Толпа, собравшаяся под окнами, пополнялась все новыми участниками. Прохожие появлялись с обоих концов улочки и присоединялись к неожиданному развлечению. Повсюду слышались крики, смех. Несколько женщин стояли поодаль – среди них одна с опухшим глазом, а другая с младенцем – и охотно рассказывали любопытствующим о происходящем. На чердаке затрещало, словно там стреляли. Эстер и Ривка закричали, толпа ответила ревом – и на мостовую посыпались осколки стекла. Молодые люди вооружились подобранными камнями и теперь развлекались тем, что лениво разбивали уцелевшие окна. Мужчины постарше стали вдоль фасада, словно хотели защитить его от преждевременного вторжения, а на самом деле стремясь обеспечить себе первые места в очереди на грабеж. Взгляды их тайно скользили по женским фигурам, жавшимся по периметру толпы. Что-то было в этих взглядах, по-волчьи настороженных, – как поняла Эстер, они старались выследить потенциальных конкурентов, с которыми нужно будет драться до самой смерти, пока чужие руки не отпустят добычу.

Бескоса нигде не было видно.

Наконец появился пастор. Толпа мгновенно затихла, словно схлынул шипящий прибой.

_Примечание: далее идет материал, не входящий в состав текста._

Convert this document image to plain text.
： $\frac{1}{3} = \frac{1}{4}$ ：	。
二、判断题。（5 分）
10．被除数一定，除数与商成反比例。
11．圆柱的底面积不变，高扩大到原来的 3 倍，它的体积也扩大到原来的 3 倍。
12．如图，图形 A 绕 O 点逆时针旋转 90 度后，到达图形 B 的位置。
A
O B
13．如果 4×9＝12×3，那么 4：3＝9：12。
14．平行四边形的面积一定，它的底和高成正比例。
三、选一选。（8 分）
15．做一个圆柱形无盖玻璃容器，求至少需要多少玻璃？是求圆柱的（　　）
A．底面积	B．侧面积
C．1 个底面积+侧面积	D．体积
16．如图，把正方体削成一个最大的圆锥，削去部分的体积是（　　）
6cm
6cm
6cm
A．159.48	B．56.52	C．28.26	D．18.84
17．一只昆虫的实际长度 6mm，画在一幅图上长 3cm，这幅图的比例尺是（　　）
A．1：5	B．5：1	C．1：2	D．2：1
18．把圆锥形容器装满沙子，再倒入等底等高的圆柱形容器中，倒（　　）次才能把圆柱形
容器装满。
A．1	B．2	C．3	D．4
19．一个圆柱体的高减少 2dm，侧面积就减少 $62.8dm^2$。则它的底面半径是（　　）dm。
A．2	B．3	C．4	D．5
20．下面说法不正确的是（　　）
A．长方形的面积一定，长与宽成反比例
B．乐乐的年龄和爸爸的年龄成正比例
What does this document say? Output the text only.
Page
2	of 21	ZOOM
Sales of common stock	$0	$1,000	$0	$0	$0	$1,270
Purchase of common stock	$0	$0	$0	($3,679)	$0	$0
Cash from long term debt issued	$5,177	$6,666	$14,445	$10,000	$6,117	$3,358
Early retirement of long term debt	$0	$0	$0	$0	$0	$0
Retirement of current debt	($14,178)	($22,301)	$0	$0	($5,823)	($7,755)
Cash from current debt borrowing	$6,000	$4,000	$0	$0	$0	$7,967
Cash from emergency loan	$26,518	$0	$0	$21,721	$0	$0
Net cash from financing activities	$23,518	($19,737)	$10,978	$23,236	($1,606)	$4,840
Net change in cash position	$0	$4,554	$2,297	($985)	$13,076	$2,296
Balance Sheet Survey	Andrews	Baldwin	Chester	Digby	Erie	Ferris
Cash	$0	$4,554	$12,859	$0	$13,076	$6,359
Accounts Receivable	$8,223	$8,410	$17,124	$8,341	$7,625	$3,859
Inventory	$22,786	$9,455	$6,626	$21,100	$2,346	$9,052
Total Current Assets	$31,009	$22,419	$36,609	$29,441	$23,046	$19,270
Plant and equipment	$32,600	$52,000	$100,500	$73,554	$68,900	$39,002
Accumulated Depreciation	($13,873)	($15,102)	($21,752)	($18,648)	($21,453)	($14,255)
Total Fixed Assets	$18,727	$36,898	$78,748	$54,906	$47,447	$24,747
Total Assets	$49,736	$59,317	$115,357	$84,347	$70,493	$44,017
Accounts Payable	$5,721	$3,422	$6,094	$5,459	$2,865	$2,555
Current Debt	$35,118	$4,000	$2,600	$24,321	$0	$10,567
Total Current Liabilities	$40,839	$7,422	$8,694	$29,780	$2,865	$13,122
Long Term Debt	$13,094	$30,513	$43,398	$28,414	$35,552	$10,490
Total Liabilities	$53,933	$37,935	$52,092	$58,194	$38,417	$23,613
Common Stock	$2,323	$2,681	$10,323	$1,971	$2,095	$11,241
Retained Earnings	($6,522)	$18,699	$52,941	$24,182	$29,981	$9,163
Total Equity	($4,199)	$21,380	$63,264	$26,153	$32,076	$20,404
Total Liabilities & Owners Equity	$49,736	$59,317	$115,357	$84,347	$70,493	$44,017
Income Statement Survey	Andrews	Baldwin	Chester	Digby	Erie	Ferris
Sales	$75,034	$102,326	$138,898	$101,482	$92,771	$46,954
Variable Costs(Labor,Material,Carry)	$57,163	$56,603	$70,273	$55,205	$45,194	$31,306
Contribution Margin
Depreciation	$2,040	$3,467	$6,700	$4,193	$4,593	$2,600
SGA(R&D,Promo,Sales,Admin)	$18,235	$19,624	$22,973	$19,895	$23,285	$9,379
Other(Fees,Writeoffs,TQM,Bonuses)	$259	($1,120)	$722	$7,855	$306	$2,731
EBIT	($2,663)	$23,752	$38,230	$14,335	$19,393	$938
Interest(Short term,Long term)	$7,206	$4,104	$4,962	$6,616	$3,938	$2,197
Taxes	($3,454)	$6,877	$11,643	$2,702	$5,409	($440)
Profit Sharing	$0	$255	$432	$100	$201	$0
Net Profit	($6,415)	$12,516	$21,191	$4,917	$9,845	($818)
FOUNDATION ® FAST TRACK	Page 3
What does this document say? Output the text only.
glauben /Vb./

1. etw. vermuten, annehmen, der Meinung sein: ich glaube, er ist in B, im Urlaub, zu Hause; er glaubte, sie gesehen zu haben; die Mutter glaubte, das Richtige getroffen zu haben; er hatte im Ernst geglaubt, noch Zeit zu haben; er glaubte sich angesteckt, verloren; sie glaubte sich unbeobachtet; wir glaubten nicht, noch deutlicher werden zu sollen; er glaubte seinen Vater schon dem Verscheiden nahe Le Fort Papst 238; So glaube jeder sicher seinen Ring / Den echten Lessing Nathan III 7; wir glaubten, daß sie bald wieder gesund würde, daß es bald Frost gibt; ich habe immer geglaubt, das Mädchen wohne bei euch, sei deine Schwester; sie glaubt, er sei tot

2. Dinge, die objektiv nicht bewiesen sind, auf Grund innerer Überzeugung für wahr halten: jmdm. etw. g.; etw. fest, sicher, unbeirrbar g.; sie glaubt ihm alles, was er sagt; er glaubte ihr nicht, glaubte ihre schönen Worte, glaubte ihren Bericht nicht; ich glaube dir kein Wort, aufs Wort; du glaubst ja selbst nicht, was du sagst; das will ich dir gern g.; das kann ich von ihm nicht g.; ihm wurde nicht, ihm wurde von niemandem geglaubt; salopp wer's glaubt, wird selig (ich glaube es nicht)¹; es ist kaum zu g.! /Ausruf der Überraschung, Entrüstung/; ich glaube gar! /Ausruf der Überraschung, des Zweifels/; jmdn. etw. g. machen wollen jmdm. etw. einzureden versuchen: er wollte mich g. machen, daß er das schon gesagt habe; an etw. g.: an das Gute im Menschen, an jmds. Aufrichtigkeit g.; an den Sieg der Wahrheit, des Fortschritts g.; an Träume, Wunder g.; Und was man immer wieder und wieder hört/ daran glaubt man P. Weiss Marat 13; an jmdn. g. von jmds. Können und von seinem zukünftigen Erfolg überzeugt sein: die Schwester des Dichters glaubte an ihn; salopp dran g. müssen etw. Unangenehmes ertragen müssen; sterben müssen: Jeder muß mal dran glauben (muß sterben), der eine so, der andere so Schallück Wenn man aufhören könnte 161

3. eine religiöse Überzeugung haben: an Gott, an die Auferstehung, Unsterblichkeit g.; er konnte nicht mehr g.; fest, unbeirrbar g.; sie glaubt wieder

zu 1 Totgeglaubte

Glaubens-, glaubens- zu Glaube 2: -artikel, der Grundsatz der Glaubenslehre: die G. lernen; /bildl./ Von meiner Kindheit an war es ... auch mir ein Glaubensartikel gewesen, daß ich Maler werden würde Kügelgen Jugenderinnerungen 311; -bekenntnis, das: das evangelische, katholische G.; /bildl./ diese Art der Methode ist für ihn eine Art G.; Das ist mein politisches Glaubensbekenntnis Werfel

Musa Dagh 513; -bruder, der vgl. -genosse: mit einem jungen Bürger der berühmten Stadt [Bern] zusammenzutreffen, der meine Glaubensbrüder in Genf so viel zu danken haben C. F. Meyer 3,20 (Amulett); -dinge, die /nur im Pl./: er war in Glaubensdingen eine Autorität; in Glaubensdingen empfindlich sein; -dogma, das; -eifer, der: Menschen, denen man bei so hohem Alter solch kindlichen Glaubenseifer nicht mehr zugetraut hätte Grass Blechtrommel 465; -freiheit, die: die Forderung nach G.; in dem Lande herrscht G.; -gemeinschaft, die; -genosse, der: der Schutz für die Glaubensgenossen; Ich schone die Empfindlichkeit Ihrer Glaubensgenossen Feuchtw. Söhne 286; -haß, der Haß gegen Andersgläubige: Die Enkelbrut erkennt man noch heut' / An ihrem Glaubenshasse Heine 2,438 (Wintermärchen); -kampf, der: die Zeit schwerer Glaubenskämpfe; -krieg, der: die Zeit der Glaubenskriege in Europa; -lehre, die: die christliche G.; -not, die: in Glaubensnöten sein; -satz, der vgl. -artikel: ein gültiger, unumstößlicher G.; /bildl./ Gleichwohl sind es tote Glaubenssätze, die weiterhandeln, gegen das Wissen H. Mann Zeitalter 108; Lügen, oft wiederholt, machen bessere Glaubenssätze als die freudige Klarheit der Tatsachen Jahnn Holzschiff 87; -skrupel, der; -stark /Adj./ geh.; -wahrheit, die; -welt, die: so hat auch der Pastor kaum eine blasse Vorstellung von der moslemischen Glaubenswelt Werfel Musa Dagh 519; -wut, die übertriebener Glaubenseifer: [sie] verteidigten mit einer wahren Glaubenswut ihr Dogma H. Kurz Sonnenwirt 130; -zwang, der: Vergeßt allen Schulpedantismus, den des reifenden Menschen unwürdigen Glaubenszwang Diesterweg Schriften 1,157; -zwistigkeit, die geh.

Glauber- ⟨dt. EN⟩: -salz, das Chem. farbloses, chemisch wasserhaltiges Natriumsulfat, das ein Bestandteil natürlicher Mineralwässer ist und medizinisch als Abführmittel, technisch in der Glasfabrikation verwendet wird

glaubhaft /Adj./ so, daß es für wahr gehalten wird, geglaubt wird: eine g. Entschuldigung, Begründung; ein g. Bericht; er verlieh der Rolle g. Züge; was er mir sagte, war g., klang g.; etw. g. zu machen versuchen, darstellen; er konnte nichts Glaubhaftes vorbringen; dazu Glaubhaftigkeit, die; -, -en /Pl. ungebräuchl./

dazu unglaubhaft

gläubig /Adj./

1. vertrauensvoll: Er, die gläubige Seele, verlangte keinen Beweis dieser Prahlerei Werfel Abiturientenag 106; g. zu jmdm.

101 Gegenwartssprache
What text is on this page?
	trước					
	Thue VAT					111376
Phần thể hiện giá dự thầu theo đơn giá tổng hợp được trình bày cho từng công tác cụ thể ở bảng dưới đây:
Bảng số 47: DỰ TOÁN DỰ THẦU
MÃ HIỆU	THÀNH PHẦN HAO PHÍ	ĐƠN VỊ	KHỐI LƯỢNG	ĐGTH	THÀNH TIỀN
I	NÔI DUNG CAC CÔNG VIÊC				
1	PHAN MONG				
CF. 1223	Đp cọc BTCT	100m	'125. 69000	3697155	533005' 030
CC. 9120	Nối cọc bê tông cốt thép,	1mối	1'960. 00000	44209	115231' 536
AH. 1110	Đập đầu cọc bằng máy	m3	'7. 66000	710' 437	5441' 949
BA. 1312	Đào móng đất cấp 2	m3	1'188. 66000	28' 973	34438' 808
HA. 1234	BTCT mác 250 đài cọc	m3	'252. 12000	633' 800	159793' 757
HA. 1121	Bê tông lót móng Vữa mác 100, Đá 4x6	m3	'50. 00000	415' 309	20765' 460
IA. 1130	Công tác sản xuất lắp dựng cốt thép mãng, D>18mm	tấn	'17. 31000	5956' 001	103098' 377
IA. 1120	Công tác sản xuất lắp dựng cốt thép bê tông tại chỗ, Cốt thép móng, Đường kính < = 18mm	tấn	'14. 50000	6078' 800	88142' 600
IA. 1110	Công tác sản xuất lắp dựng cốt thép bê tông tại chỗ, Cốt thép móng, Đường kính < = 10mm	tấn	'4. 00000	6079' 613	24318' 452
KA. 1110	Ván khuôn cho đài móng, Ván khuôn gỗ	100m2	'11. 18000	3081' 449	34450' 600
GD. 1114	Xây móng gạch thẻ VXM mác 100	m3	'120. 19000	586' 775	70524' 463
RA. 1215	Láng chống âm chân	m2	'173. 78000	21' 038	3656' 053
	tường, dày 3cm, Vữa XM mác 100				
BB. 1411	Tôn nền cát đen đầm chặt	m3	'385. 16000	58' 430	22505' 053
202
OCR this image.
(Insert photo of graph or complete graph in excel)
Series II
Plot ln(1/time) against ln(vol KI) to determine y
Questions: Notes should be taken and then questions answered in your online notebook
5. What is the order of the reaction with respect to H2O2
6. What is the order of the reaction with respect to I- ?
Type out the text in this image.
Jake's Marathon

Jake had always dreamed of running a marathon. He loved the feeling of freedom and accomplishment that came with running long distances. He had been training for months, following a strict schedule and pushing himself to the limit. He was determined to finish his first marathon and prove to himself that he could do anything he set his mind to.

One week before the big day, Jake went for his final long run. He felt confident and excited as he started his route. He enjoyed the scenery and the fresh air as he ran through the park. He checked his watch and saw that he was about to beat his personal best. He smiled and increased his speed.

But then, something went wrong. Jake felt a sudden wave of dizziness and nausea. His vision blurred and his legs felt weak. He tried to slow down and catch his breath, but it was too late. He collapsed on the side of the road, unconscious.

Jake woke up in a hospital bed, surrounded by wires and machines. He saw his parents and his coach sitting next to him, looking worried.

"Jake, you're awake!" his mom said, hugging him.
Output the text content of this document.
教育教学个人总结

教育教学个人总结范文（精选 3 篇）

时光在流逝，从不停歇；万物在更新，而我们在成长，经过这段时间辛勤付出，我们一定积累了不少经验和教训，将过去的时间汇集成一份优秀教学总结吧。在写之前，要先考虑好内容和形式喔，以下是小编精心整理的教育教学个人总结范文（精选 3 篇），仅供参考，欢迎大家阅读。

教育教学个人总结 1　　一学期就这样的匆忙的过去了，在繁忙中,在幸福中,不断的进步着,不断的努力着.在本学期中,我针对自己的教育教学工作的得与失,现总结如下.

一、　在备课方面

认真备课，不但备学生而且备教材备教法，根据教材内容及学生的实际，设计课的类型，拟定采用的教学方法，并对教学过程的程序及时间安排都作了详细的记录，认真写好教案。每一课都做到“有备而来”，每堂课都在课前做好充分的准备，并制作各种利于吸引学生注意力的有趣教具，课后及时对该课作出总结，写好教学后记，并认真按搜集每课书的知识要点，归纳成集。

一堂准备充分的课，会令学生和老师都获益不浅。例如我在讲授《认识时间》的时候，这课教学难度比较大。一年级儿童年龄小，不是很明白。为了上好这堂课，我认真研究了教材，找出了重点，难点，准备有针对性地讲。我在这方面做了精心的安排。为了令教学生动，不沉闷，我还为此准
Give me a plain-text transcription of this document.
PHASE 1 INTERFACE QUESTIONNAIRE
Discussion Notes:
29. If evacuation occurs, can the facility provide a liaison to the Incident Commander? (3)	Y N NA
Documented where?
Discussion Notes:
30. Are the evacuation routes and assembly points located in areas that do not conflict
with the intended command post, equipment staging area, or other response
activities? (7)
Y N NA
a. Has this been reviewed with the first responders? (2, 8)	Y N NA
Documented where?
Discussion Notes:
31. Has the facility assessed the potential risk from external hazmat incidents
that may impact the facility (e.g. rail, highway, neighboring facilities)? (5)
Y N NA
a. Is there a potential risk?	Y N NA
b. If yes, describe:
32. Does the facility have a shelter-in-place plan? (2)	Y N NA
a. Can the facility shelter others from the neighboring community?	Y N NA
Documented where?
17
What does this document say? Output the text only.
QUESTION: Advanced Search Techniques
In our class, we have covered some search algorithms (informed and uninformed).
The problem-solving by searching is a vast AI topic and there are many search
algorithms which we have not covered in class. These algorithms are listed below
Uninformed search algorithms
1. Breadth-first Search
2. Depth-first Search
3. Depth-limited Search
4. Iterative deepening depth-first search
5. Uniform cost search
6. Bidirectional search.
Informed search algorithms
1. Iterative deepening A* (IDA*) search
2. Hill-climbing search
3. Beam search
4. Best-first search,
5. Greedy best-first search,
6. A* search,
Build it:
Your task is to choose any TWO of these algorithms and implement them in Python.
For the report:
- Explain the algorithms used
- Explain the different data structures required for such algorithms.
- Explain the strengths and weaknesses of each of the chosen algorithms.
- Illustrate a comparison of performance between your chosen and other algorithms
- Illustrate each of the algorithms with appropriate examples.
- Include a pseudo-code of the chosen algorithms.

Эстер распахнула окно и стала на виду у всех.

Как этот скелет еще может ходить? Старое лицо его избороздили бесчисленные морщины, веки покраснели и припухли. Эстер подумалось, что это, вероятно, единственный оставшийся в городе священник.

Однако, когда он подошел ближе, стало хорошо видно, что старческое лицо пылает гневом отверженного. Пастор широко раскинул руки и возгласил – и в голосе его слышалась неожиданная несгибаемая сила:

– Вы хотите отдать этот дом церкви?

Прогремев, пастор мельком взглянул на окно, где стояла Эстер. Затем старик перевел глаза на толпу, словно перед ним собралась его паства, перед которой следовало заклеймить еретика. Те, кто стоял ближе всего, невольно отступили. Эстер заметила, что некоторые опустили голову, хотя большая часть стоявших выглядела вполне безучастно. Но пожилой пастор подступал то к одному, то к другому, восклицая:

– Дьявол должен быть изгнан безо всякой пощады!